2015년에 제안되었으나 많은 연구자가 현재까지도 사용하고 있음.

배치정규화의 장점

학습을 빨리 진행할 수 있음.
초깃값에 크게 의존하지 않음.
오버피팅을 억제 (드롭아웃 등의 필요성 감소)

배치 정규화의 효과

대부분의 초깃값 표준편차에서 학습 진도가 빠름.

배치 정규화를 이용하지 않은 경우 초깃값이 잘 분포되지 않으면 학습이 전혀 되지 않는 경우도 있음.

PyTorch를 이용한 배치 정규화(Batch Normalization) 구현 및 비교

샘플 코드를 구현하고 결과를 확인

import torch
import torch.nn as nn
import torch.nn.functional as F

# -----------------------------------------
# 1. 배치 정규화를 사용하지 않은 단순 모델
# -----------------------------------------
class SimpleMLP(nn.Module):
    def __init__(self):
        super(SimpleMLP, self).__init__()
        self.fc1 = nn.Linear(784, 128)  # 입력층에서 첫 번째 은닉층
        self.fc2 = nn.Linear(128, 64)   # 두 번째 은닉층
        self.fc3 = nn.Linear(64, 10)    # 출력층

    def forward(self, x):
        x = x.view(-1, 784) # 이미지를 1D 벡터로 펼치기
        x = F.relu(self.fc1(x))
        x = F.relu(self.fc2(x))
        x = self.fc3(x)
        return x

# -----------------------------------------
# 2. 배치 정규화를 적용한 모델
# -----------------------------------------
class BatchNormMLP(nn.Module):
    def __init__(self):
        super(BatchNormMLP, self).__init__()
        # 선형 계층 뒤에 배치 정규화 계층 추가
        self.fc1 = nn.Linear(784, 128)
        self.bn1 = nn.BatchNorm1d(128) # 1D 데이터용 배치 정규화 (은닉층 노드 수만큼 지정)
        
        self.fc2 = nn.Linear(128, 64)
        self.bn2 = nn.BatchNorm1d(64)
        
        self.fc3 = nn.Linear(64, 10)

    def forward(self, x):
        x = x.view(-1, 784) # 이미지를 1D 벡터로 펼치기
        
        # 순서: 선형 변환 -> 배치 정규화 -> 활성화 함수(ReLU)
        x = self.fc1(x)
        x = self.bn1(x)
        x = F.relu(x)
        
        x = self.fc2(x)
        x = self.bn2(x)
        x = F.relu(x)
        
        x = self.fc3(x)
        return x

# -----------------------------------------
# 모델 사용 예시
# -----------------------------------------

# 더미 입력 데이터 생성 (미니배치 크기 32, 이미지 크기 28x28)
dummy_input = torch.randn(32, 28, 28)

# 배치 정규화 없는 모델 인스턴스화
model_simple = SimpleMLP()
output_simple = model_simple(dummy_input)
print(f"단순 MLP 출력 형태: {output_simple.shape}")

# 배치 정규화 적용 모델 인스턴스화
model_bn = BatchNormMLP()
output_bn = model_bn(dummy_input)
print(f"배치 정규화 MLP 출력 형태: {output_bn.shape}")
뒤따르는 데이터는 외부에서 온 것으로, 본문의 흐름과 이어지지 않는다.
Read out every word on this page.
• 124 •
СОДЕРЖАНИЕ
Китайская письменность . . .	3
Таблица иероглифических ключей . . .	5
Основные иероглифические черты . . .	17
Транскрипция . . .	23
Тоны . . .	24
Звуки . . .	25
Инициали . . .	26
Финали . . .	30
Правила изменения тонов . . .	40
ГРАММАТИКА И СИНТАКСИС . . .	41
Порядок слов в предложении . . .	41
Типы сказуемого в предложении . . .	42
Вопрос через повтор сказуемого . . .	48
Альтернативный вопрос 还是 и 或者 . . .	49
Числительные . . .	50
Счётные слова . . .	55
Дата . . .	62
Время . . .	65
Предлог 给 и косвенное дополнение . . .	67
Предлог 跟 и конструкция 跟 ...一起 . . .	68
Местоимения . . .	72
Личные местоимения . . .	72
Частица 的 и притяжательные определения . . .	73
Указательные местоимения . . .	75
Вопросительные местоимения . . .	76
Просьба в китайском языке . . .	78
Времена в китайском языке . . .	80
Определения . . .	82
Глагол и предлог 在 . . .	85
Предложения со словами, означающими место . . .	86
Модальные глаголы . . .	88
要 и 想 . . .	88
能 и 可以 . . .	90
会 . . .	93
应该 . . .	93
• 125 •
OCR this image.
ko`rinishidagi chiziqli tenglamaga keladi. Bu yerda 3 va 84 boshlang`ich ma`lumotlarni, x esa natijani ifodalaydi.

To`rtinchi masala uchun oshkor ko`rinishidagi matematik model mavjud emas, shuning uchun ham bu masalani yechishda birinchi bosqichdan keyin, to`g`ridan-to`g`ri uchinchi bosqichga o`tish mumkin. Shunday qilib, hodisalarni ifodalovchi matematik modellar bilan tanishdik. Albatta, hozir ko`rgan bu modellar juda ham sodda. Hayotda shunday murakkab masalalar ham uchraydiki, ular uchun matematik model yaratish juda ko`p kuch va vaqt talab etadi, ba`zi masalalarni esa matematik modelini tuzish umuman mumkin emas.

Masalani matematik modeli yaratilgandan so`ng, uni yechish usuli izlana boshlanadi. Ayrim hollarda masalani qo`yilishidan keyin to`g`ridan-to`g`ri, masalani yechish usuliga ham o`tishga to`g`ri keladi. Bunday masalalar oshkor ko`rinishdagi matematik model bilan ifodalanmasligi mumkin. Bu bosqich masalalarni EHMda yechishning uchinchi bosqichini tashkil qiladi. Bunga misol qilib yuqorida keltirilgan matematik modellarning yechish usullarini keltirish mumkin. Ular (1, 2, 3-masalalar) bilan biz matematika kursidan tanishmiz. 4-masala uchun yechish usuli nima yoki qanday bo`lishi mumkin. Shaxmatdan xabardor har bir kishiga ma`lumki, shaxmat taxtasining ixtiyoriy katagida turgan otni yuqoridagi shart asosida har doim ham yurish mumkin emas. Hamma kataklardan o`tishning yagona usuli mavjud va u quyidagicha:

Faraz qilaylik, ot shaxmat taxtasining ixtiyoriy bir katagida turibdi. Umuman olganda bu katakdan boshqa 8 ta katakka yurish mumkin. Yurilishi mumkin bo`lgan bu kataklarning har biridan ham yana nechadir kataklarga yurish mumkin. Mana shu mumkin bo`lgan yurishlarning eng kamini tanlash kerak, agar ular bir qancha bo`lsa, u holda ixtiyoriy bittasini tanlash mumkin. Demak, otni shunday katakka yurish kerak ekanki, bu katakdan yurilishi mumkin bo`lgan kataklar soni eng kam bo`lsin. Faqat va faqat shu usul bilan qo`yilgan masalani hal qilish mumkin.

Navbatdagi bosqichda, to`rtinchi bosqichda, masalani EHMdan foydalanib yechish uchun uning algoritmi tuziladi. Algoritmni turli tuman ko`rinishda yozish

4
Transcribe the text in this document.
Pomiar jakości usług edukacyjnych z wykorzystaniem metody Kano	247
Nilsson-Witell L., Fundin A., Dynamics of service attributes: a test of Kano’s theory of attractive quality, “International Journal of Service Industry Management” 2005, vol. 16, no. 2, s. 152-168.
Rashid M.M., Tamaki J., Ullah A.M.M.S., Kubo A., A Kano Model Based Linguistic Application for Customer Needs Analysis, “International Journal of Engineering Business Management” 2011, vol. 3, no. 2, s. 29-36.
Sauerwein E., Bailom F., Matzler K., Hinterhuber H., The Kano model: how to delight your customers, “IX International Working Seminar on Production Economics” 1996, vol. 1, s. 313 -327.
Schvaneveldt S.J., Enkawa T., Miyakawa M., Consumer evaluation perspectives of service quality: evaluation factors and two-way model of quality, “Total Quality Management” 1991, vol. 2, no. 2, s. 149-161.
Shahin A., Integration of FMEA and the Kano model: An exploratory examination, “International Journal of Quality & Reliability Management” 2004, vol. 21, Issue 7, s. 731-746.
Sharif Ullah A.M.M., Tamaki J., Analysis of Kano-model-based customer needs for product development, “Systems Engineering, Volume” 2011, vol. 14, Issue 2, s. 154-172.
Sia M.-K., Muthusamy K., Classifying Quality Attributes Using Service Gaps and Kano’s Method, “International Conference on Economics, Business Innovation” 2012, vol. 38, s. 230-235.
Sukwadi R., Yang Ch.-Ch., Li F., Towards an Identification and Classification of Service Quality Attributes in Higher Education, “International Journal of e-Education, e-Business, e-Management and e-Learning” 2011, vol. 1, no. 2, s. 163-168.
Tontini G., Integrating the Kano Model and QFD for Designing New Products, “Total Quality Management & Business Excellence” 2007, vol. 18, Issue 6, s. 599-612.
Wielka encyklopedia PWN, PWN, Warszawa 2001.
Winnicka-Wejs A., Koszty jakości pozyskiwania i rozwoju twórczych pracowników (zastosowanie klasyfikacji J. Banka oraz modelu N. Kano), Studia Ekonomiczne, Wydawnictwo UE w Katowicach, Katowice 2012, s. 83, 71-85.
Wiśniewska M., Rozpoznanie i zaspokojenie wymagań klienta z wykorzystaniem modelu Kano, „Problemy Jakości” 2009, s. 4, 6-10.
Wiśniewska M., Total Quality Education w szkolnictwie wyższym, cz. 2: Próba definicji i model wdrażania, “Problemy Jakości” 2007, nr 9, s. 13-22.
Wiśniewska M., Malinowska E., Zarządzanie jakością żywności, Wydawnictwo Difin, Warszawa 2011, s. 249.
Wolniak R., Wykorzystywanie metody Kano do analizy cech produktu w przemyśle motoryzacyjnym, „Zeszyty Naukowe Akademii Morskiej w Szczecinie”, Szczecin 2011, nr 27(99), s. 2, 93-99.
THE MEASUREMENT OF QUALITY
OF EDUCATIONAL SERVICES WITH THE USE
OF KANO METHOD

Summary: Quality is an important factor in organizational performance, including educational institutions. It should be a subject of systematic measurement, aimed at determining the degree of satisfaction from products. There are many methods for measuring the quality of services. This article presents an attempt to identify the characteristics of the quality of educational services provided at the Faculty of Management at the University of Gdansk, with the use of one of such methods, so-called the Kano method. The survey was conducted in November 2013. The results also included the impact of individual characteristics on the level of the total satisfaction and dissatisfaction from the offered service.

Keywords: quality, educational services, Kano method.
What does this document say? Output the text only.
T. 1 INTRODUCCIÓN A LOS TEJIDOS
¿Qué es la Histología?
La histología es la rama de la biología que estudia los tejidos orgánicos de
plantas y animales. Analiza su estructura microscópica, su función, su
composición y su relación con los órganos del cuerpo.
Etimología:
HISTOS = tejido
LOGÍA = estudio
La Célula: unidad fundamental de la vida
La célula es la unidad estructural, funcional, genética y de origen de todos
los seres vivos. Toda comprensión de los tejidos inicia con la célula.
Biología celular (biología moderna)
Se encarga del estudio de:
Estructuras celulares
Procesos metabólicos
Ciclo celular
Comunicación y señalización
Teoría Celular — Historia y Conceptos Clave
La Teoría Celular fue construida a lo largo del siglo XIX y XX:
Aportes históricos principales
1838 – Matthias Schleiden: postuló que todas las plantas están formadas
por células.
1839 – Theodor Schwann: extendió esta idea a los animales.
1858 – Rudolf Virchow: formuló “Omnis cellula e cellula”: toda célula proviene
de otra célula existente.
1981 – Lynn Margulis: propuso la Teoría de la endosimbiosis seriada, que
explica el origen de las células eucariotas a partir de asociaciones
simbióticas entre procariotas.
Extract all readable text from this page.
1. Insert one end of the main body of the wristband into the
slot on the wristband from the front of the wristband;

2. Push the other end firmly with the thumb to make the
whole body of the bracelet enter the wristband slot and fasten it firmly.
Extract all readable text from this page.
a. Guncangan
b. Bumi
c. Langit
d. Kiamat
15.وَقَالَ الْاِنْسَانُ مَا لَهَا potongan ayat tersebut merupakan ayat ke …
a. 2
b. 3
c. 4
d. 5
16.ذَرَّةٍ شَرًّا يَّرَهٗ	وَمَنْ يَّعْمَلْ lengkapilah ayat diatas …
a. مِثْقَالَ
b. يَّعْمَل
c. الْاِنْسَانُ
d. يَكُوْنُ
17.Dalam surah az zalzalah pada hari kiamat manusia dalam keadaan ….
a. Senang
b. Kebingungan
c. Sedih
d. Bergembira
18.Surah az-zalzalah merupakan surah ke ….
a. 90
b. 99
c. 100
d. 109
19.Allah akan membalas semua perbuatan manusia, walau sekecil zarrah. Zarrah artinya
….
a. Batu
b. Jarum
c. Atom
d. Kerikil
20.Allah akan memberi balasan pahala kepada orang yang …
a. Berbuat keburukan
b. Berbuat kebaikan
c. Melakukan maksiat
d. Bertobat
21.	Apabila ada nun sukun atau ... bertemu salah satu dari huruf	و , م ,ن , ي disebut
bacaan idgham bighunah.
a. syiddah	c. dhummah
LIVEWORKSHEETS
# 학습 모드 설정 (학습 시에는 bn 계층이 미니배치 통계 사용)
model_bn.train() 

# 추론 모드 설정 (추론 시에는 저장된 이동 평균/분산 사용)
model_bn.eval()

아래는 출력 결과

단순 MLP 출력 형태: torch.Size([32, 10])
배치 정규화 MLP 출력 형태: torch.Size([32, 10])
BatchNormMLP(
  (fc1): Linear(in_features=784, out_features=128, bias=True)
  (bn1): BatchNorm1d(128, eps=1e-05, momentum=0.1, affine=True, track_running_stats=True)
  (fc2): Linear(in_features=128, out_features=64, bias=True)
  (bn2): BatchNorm1d(64, eps=1e-05, momentum=0.1, affine=True, track_running_stats=True)
  (fc3): Linear(in_features=64, out_features=10, bias=True)
)

PyTorch를 활용한 배치 정규화 효과 시각적 비교

import torch
import torch.nn as nn
import torch.nn.functional as F
import torch.optim as optim
import matplotlib.pyplot as plt
import torchvision
import torchvision.transforms as transforms
from tqdm import tqdm # 학습 진행률을 보여주는 라이브러리 (선택 사항)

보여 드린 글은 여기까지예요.